Through the years, I've waffled between various methods of organizing, but never found one that I could really subscribe to. Then I came across CSS Edit; a powerful CSS editor built exclusively for the mac. I immediately fell in love with its clean, simple, and functional interface. One of the best and most powerful features, in my opinion, is its ability to group styles into a folder structure.
2,300 lines of code in six folders. Rock on with your bad self!
One of the things you might notice is that we use an equal sign "=" in our naming convention. This is to signify a folder is a parent and has at least one sub-folder. This makes visually browsing for a specific selector or section extremely easy and quick. Along the same lines, we use a single dash "-" to signify a sub-folder. It's also very important to indent, creating a visually hierarchy in your code.
The code to create a folder is simple and degrades gracefully in other editors.
/* @group footer */ ... /* @end */
Here's an example of how to create a nested folder.

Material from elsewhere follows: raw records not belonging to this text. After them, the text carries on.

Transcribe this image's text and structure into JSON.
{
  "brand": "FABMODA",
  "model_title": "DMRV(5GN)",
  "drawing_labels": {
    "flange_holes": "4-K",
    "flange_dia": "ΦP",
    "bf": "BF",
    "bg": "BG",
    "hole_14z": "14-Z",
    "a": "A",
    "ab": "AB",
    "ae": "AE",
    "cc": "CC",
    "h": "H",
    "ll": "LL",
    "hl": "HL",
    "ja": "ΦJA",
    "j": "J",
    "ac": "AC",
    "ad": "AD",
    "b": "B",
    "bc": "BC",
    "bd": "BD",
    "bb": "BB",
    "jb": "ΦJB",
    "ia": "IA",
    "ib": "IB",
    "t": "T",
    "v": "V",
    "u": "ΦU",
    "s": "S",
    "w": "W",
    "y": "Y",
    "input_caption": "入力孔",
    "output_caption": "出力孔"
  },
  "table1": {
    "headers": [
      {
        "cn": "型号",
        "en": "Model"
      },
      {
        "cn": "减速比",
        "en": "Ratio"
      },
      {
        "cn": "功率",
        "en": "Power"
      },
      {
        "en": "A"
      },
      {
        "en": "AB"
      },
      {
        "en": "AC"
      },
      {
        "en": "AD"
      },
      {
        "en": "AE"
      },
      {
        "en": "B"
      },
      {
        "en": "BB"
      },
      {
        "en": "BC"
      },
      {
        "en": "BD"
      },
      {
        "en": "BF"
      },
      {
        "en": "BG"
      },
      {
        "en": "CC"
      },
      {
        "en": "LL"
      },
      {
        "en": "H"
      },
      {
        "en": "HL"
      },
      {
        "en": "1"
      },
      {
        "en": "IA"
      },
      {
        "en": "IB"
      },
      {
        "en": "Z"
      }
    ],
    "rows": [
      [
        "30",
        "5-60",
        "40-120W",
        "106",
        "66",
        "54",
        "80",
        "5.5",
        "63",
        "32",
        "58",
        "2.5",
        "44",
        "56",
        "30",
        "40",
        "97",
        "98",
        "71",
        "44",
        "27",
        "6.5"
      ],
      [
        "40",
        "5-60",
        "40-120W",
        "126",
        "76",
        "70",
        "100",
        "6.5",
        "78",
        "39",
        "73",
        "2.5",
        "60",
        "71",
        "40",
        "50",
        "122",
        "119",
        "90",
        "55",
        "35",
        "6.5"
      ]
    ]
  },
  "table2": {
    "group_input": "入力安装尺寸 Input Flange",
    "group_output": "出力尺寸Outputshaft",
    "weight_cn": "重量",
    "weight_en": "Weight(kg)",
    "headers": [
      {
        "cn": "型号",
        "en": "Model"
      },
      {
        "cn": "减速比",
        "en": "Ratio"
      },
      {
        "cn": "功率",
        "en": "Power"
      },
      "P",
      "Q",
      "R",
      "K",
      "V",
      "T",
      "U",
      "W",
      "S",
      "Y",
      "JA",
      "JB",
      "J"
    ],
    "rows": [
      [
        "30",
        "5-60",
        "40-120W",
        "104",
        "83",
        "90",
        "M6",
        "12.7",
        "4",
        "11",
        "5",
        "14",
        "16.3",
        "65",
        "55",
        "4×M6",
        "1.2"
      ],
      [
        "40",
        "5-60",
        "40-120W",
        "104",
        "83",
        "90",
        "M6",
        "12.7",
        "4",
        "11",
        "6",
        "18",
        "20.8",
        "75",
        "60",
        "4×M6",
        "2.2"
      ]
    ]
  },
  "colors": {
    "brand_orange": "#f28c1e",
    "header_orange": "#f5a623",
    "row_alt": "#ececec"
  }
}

/* @group =pages */ ... /* @group -archive */ ... /* @end */ /* @end */
It's important to develop consistency across your projects, especially if you work on a team where the style sheet changes hands multiple times. When we start a new project here at Viget, we use a basic template laying out the most commonly used selectors and properties. While our layout evolves from that point, the base is always the same, giving our team a great point of reference.
Our base layout looks like this:
- reset: Styles used to globally reset margins, padding, borders, etc.
- utility: These are commonly used classes for things like removing margin, padding, floating, clearing, aligning text, etc.
- =base
- -headers: Global header styles
- -links: Global link styles
- -navigation: Navigation styling
- -footer: Footer styling
- -form elements: Basic form styling including text fields, buttons, etc. that appear globally
- =pages: This folder holds sub-folders that have page specific styles
We found this model and nomenclature to work extremely well and be easy to understand. We're designers; let's spend more time doing what we love and less time wading through huge style sheets.